Luciano Comelli | take4jazz@libero.it | IP: 87.19.239.95

Gentile sig. Andreatta,
Da qualche tempo osservo con piacere il suo blog e da altrettanto conservavo la voglia di lasciarle un messaggio.

Lo faccio a commento di questo intervento, perchè lo trovo veramente importante.

Sono venetopontino come lei, anche se di “prevalenti” origini friulane (nipote di co-coloni dei veneti, e quindi “venetopontino” nel senso più ampio del termine, secondo l’accezione “pennacchiana” del termine, se vogliamo) e solo in parte venete, e anche se giovane della quarta generazione (contando a partire dal “vecio” combattente).

E anche se di idee politiche di destra, non posso non trovarmi assolutamente d’accordo con quanto leggo, sulla improrogabile necessità di liberarci di un condizionamento che è allo stesso tempo un marchio e un limite importante all’esercizio tanto delle nostre individualità (personali o familiari) tanto della nostra identità “etnica”, oltre che alla generica partecipazione alla vita pubblica…

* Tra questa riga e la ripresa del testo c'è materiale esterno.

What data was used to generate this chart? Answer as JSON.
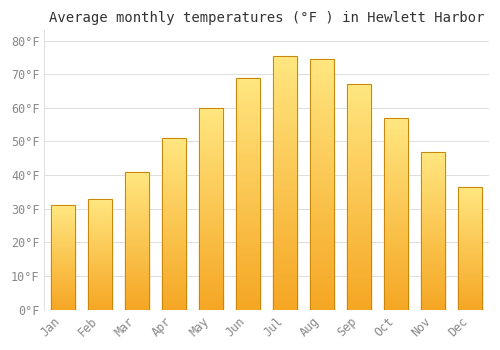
{
  "title": "Average monthly temperatures (°F ) in Hewlett Harbor",
  "months": [
    "Jan",
    "Feb",
    "Mar",
    "Apr",
    "May",
    "Jun",
    "Jul",
    "Aug",
    "Sep",
    "Oct",
    "Nov",
    "Dec"
  ],
  "values": [
    31,
    33,
    41,
    51,
    60,
    69,
    75.5,
    74.5,
    67,
    57,
    47,
    36.5
  ],
  "bar_color_bottom": "#F5A623",
  "bar_color_top": "#FFE680",
  "bar_edge_color": "#C8860A",
  "background_color": "#FFFFFF",
  "grid_color": "#DDDDDD",
  "ylim": [
    0,
    83
  ],
  "yticks": [
    0,
    10,
    20,
    30,
    40,
    50,
    60,
    70,
    80
  ],
  "ytick_labels": [
    "0°F",
    "10°F",
    "20°F",
    "30°F",
    "40°F",
    "50°F",
    "60°F",
    "70°F",
    "80°F"
  ],
  "title_fontsize": 10,
  "tick_fontsize": 8.5,
  "title_color": "#333333",
  "tick_color": "#888888",
  "font_family": "monospace",
  "bar_width": 0.65
}
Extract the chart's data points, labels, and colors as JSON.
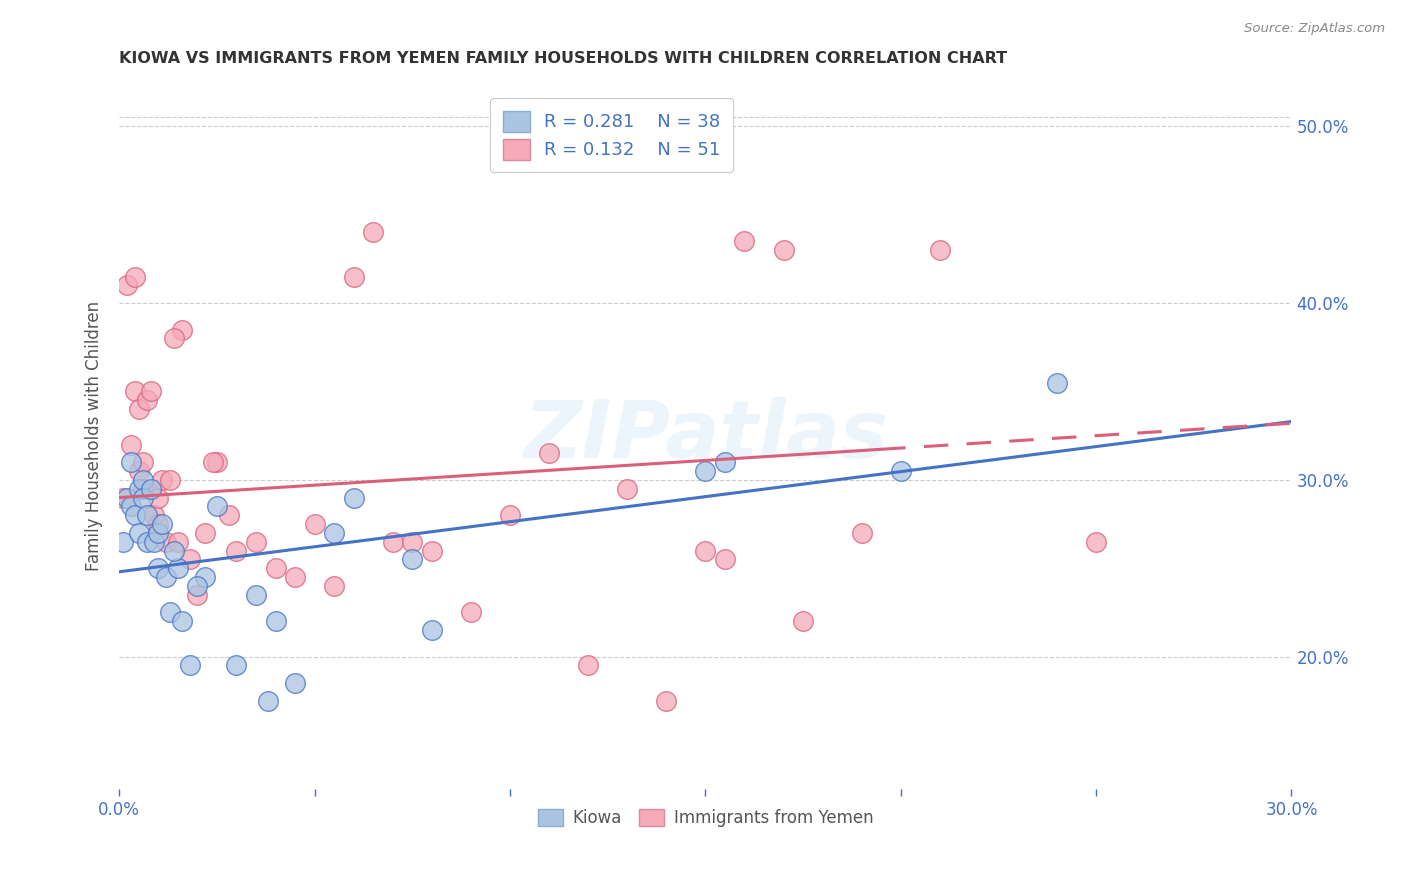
{
  "title": "KIOWA VS IMMIGRANTS FROM YEMEN FAMILY HOUSEHOLDS WITH CHILDREN CORRELATION CHART",
  "source": "Source: ZipAtlas.com",
  "ylabel": "Family Households with Children",
  "legend_labels": [
    "Kiowa",
    "Immigrants from Yemen"
  ],
  "r_kiowa": 0.281,
  "n_kiowa": 38,
  "r_yemen": 0.132,
  "n_yemen": 51,
  "xlim": [
    0.0,
    0.3
  ],
  "ylim": [
    0.125,
    0.525
  ],
  "yticks": [
    0.2,
    0.3,
    0.4,
    0.5
  ],
  "ytick_labels": [
    "20.0%",
    "30.0%",
    "40.0%",
    "50.0%"
  ],
  "xticks": [
    0.0,
    0.05,
    0.1,
    0.15,
    0.2,
    0.25,
    0.3
  ],
  "xtick_labels": [
    "0.0%",
    "",
    "",
    "",
    "",
    "",
    "30.0%"
  ],
  "color_kiowa": "#aac4e2",
  "color_yemen": "#f5aab8",
  "line_color_kiowa": "#4472c4",
  "line_color_yemen": "#d9607a",
  "kiowa_x": [
    0.001,
    0.002,
    0.003,
    0.003,
    0.004,
    0.005,
    0.005,
    0.006,
    0.006,
    0.007,
    0.007,
    0.008,
    0.009,
    0.01,
    0.01,
    0.011,
    0.012,
    0.013,
    0.015,
    0.016,
    0.018,
    0.022,
    0.025,
    0.03,
    0.035,
    0.038,
    0.04,
    0.045,
    0.055,
    0.06,
    0.075,
    0.08,
    0.15,
    0.155,
    0.2,
    0.24,
    0.014,
    0.02
  ],
  "kiowa_y": [
    0.265,
    0.29,
    0.285,
    0.31,
    0.28,
    0.295,
    0.27,
    0.3,
    0.29,
    0.265,
    0.28,
    0.295,
    0.265,
    0.27,
    0.25,
    0.275,
    0.245,
    0.225,
    0.25,
    0.22,
    0.195,
    0.245,
    0.285,
    0.195,
    0.235,
    0.175,
    0.22,
    0.185,
    0.27,
    0.29,
    0.255,
    0.215,
    0.305,
    0.31,
    0.305,
    0.355,
    0.26,
    0.24
  ],
  "yemen_x": [
    0.001,
    0.002,
    0.003,
    0.004,
    0.004,
    0.005,
    0.005,
    0.006,
    0.006,
    0.007,
    0.008,
    0.009,
    0.01,
    0.01,
    0.011,
    0.012,
    0.013,
    0.015,
    0.016,
    0.018,
    0.02,
    0.022,
    0.025,
    0.028,
    0.03,
    0.035,
    0.04,
    0.045,
    0.05,
    0.06,
    0.065,
    0.07,
    0.08,
    0.09,
    0.1,
    0.11,
    0.12,
    0.14,
    0.15,
    0.16,
    0.17,
    0.19,
    0.21,
    0.25,
    0.014,
    0.024,
    0.055,
    0.075,
    0.13,
    0.155,
    0.175
  ],
  "yemen_y": [
    0.29,
    0.41,
    0.32,
    0.415,
    0.35,
    0.34,
    0.305,
    0.295,
    0.31,
    0.345,
    0.35,
    0.28,
    0.29,
    0.275,
    0.3,
    0.265,
    0.3,
    0.265,
    0.385,
    0.255,
    0.235,
    0.27,
    0.31,
    0.28,
    0.26,
    0.265,
    0.25,
    0.245,
    0.275,
    0.415,
    0.44,
    0.265,
    0.26,
    0.225,
    0.28,
    0.315,
    0.195,
    0.175,
    0.26,
    0.435,
    0.43,
    0.27,
    0.43,
    0.265,
    0.38,
    0.31,
    0.24,
    0.265,
    0.295,
    0.255,
    0.22
  ],
  "line_kiowa_x0": 0.0,
  "line_kiowa_y0": 0.248,
  "line_kiowa_x1": 0.3,
  "line_kiowa_y1": 0.333,
  "line_yemen_x0": 0.0,
  "line_yemen_y0": 0.29,
  "line_yemen_x1": 0.3,
  "line_yemen_y1": 0.332,
  "line_yemen_solid_end": 0.195
}
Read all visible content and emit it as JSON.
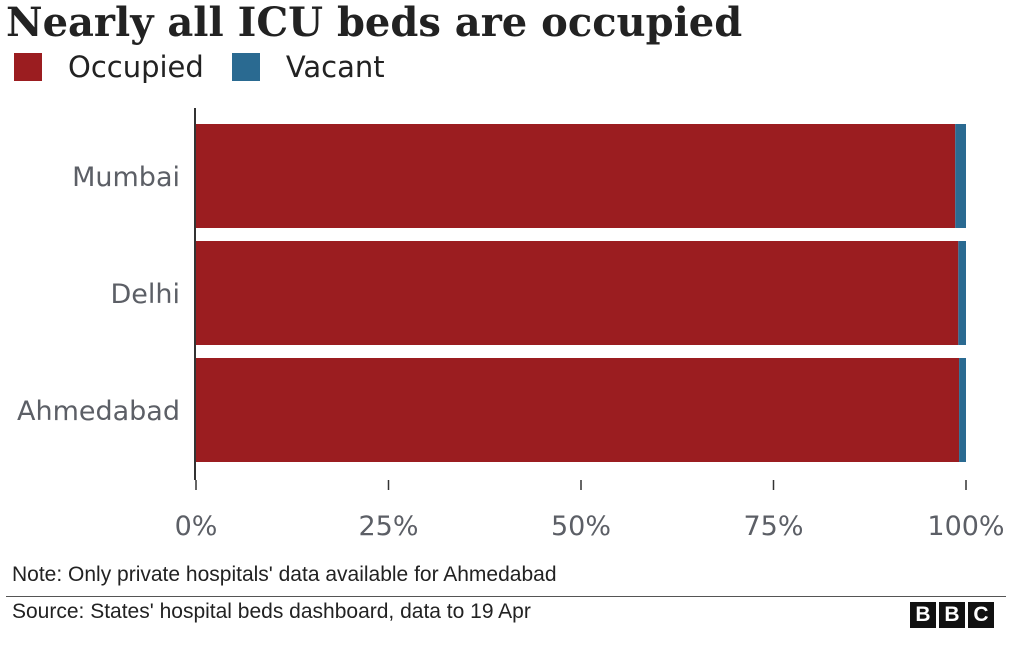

L’integrale commento di Luciano Comelli, molto molto interessante,si può trovare aprendo uno dei due articoli correlati ed esattamente clickando su coloni nei poderi.

Incrocio per caso il suo sito e mi fa venire voglia di chiudere il mio blog. La inserisco tra i Preferiti e cerco di imparare qualcosa. Le auguro ogni bene.